Твой последний Завет, Единственный, каждый умирающий кровью своею – пишет! Корявые те письмена не всякий живой хочет читать. Зачем нам всем помышлять о страдании, когда наслажденье ждет? Рядом! За углом! Пить и есть, обниматься-любиться, бродить по широкому миру, как по площади широкой! На своем языке кричать и шептать, на чужом – да это ж все равно! Лишь бы – рот живой! И зубы живые в улыбке! И глаза живые блестят!
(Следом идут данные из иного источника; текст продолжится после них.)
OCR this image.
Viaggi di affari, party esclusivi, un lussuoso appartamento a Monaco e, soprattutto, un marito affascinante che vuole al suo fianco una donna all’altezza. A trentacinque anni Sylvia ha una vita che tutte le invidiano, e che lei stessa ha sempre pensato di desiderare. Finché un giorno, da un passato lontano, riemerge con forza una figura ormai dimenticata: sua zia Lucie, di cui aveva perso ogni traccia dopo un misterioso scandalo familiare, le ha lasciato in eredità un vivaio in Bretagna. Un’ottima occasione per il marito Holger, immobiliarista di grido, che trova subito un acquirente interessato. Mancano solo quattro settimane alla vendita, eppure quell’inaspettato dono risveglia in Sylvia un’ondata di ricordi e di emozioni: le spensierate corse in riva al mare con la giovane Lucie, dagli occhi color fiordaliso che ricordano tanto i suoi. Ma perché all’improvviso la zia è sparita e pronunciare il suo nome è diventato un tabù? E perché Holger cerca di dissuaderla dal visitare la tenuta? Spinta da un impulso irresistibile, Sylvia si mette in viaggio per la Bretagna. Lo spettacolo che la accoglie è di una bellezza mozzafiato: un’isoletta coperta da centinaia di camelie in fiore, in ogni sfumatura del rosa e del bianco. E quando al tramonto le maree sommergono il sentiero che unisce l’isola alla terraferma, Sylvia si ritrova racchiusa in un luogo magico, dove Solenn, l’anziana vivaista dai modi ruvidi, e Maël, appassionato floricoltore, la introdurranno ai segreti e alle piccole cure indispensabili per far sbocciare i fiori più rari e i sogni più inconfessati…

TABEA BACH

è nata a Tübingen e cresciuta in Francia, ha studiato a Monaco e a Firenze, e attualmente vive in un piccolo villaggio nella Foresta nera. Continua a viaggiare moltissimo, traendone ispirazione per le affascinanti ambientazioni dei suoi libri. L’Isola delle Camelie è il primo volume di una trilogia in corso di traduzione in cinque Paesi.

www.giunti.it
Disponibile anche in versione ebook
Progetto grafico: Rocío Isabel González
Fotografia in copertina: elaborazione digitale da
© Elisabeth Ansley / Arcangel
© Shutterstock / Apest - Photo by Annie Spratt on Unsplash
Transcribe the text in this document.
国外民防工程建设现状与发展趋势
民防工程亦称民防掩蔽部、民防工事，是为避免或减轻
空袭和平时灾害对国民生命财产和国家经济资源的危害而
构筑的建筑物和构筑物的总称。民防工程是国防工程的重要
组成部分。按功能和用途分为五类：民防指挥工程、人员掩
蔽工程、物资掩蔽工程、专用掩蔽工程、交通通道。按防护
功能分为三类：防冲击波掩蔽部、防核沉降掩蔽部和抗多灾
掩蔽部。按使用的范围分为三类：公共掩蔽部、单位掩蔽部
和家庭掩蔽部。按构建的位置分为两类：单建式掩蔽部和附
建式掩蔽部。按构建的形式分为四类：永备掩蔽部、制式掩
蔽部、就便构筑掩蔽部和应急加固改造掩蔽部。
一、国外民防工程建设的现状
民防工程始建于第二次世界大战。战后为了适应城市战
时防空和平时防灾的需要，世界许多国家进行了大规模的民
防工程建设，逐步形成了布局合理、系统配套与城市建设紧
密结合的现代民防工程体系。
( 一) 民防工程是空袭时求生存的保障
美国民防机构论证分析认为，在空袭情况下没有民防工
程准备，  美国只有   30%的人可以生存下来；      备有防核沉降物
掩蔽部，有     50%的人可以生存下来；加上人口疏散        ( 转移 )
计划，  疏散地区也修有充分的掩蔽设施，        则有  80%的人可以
И не дай Бог нам, каждому, умереть в муках! Но ведь никто не знает часа своего, и никто не знает также Богом сужденной, последней и страшной муки своей!
Мир, о Всепрощающий, догадаться можно было давно, одна огромная больница, где больные только притворяются здоровыми, чтобы не остаться здесь навек, чтобы живо разрезали, ловко зашили и быстро выписали, и кричали вослед: никогда больше сюда не попадайся!.. живи, только живи!.. а все равно все сюда возвращаются, и мир, Боже Ты мой, ведь это один гигантский хоспис, где живые люди только и делают, что умирают, но в смерти обнимает их Твоя невидимая, неслышимая любовь, над ней же смеются и глумятся, ее же топчут, язык ей кажут, издеваются над ней почем зря и вновь и вновь бичуют ее, полосуют – ремнями, прутьями, плетями, а она все равно есть, она – неубиваема, ничем-никем не истребима, и над их изголовьем, над потными, в слезах и крови, последними простынями их сплетает руки любящих их.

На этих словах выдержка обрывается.